良く笑う子であったが、同時に良く泣く子でもあった。
そしてそれは概ね家族に関する事だった。
「またお兄ちゃんたち喧嘩してた……」
今日も来るなり鼻をすする。年長の二人が放つ険悪な空気に耐えきれず、スーは家を飛び出してきたらしい。
「またかよ……」
と言うのも、本当に良く喧嘩をするのだ。スーの兄は。
「なんかね、下のお兄ちゃんが悪いことしたみたいなの。それを上のお兄ちゃんが悪いことした―って言ってるの」
「それで喧嘩?」
「うん……」
「叱ってるとかそう言うのじゃなくて?」
「うん……」
良く分からんとオルガは思った。弟が悪い事をしたから叱るのならオルガにも想像できる。
しかし何故そこで喧嘩になる?
「ママはね」
とたどたどしくスーは説明を始める。
「スーが悪い事したらダメだよって怒るの。そういう事をしちゃいけないって」
「うちもそうだよ」
そうやって怒る時の母親はとても怖い。
何時もの温和さが嘘の様に怖い顔になる。
「でもお兄ちゃんたちのは違うの。悪いことしたからお前は悪い奴だ! ってずっと言ってるの」
きっと、と言うか確実に本当はもっと口汚い言葉なのだろう。
叱るのではなく責め立てる。
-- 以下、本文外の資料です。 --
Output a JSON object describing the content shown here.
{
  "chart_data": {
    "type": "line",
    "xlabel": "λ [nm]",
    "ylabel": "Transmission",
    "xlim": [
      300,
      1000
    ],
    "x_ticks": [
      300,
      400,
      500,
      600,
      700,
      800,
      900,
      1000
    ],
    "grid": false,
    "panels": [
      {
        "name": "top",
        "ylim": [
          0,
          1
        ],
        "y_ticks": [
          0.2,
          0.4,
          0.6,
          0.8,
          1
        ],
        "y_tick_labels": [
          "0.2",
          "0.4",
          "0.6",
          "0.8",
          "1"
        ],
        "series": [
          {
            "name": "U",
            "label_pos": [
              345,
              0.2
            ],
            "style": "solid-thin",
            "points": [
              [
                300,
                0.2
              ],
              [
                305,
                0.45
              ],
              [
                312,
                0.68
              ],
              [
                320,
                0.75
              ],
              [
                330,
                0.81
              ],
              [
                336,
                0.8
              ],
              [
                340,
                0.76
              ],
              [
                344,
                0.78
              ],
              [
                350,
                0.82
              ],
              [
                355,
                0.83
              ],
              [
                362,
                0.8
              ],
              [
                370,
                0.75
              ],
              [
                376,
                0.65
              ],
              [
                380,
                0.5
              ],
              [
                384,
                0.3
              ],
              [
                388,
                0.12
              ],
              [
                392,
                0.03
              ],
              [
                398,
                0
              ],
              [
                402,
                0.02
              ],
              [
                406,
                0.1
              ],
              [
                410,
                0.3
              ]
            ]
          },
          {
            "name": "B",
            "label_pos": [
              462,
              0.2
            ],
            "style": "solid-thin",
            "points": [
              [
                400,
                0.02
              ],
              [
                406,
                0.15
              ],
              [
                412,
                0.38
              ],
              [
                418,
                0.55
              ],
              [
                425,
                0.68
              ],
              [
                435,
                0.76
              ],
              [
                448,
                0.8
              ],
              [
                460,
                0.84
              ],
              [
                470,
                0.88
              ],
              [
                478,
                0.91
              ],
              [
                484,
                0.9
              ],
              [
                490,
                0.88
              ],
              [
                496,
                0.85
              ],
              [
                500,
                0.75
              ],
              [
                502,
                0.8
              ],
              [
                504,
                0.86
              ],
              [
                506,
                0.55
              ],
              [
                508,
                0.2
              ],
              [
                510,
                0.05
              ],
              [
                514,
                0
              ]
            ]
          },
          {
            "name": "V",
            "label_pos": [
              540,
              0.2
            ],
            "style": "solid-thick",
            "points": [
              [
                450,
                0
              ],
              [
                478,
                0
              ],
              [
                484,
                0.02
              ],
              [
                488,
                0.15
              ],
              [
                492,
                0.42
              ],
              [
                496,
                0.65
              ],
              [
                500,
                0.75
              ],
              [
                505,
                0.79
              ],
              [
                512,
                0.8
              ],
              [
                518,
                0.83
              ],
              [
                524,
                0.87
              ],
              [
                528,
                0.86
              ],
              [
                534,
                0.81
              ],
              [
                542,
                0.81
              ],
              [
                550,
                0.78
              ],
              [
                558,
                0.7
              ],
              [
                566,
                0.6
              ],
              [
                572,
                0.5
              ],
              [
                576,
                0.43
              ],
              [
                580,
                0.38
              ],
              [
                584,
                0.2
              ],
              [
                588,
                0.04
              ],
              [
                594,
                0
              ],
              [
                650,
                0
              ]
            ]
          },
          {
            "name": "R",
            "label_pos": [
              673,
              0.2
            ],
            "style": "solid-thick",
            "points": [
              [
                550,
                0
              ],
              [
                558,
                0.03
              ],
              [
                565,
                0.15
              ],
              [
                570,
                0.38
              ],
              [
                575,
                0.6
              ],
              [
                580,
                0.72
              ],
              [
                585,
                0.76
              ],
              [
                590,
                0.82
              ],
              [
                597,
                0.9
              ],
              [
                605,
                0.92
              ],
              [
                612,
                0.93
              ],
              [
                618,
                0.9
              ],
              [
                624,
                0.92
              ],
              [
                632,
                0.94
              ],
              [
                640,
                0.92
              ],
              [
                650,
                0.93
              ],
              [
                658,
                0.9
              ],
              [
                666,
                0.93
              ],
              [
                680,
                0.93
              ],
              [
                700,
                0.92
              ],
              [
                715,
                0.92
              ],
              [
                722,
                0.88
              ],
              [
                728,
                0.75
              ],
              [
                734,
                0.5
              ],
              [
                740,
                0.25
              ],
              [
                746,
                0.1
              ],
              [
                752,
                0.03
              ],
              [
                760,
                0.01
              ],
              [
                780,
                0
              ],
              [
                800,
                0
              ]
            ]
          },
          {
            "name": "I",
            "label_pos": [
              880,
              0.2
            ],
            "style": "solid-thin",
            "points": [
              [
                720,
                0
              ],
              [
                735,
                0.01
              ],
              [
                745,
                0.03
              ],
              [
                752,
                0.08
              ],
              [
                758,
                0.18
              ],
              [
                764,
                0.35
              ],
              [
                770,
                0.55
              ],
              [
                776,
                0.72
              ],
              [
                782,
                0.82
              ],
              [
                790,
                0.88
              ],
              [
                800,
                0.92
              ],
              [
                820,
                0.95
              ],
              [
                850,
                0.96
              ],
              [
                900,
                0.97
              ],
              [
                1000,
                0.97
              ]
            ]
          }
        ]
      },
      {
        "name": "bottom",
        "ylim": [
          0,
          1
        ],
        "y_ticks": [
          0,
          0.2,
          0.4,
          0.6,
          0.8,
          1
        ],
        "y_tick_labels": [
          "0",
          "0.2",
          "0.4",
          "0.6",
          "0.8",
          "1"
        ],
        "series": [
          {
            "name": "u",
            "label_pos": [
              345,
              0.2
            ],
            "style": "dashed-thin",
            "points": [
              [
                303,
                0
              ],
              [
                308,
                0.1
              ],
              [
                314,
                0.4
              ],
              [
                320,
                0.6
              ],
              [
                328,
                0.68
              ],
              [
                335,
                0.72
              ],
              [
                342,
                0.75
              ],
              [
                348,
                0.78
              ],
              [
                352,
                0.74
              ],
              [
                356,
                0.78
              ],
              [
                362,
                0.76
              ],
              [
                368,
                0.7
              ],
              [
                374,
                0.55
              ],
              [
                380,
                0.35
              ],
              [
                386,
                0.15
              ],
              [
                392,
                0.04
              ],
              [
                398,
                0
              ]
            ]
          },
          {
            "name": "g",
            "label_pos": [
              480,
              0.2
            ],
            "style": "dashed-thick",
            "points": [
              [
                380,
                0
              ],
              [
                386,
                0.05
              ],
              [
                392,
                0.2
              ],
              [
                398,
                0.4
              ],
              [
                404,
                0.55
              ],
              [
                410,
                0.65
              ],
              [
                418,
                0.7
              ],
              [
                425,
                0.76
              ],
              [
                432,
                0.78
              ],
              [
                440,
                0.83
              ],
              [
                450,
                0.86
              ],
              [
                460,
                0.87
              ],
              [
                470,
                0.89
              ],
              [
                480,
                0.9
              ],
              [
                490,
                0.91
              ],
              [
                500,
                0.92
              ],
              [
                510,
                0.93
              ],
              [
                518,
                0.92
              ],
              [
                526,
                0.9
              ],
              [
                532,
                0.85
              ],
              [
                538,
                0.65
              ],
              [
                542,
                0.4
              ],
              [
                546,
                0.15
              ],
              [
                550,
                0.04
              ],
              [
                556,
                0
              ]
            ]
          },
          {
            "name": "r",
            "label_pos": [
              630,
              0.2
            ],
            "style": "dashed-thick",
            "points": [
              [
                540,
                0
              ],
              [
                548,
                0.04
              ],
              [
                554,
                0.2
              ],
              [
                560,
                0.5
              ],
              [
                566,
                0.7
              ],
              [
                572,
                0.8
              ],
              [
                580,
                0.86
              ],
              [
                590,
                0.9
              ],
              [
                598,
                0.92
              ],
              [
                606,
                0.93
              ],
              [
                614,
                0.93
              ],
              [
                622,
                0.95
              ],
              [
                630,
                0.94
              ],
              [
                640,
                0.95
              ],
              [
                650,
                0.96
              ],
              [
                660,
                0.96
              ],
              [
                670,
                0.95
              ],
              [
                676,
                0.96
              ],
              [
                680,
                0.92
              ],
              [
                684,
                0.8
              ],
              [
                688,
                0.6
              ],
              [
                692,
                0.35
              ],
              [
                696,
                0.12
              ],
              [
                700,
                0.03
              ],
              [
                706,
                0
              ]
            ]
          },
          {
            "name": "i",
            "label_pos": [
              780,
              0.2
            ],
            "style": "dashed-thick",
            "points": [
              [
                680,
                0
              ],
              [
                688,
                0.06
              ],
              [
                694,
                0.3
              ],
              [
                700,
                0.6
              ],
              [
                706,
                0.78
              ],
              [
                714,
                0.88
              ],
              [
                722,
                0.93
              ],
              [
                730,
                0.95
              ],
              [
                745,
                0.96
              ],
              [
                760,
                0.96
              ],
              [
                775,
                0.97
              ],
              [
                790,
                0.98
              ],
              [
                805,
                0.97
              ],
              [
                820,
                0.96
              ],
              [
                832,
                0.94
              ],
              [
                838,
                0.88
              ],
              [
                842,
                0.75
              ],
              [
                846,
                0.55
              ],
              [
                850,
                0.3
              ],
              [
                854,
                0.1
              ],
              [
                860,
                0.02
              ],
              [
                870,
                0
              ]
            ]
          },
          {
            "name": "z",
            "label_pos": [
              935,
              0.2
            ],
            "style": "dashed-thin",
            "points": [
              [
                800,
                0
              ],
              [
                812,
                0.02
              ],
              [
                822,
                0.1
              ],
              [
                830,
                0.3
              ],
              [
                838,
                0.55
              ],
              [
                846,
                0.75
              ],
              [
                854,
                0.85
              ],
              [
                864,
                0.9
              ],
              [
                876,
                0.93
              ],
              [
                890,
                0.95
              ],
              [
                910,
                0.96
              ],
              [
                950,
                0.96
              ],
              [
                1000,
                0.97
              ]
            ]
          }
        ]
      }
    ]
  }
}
そこには相手への愛だとか思いやりだとかは無いだろう。
「叱られないと悪い子になっちゃうのに……」
オルガも母親に似たような事を言われた事がある。
叱って貰える内が良いのだと。叱って貰えなくなったら自分の悪い所もなおせなくなると。
そこでスーは何かに気付いたような顔をした。
「ママいないからスーを叱ってくれる人いない……」
「お父さんは?」
「パパ……会ったこと無い」
「死んじゃったのか?」
この無遠慮な質問にもスーは嫌な顔せずに答えた。
「おうちに居るけど……会ったこと無い」
ふくざつなかていだ。と幼いオルガは思った。
「どうしよう……スー悪い子になっちゃう?」
「だ、大丈夫だ! スーが悪い事したら俺が叱ってやる!」
「ほんと?」
「ああ、本当だ!」
「良かったあ。スーね、良い事したいの! みんなを助けてあげたいの! だから悪い人になったら困るんだあ」
とスーが安心したように笑うのでオルガは笑いながら冷や汗をかいた。
スーの手本になれるように、何が悪い事なのかしっかりと考えなければいけないと。
その約束をオルガは果たせなかった。何しろスーは基本的に良い子なので、悪い事などそうそうしなかった。
故に叱る機会と言うのは中々訪れなかったのである。
そうして訪れた時、オルガは叱れなかった。
大体察しているとは思いますが、オルガがぶっ壊れるまでの話です。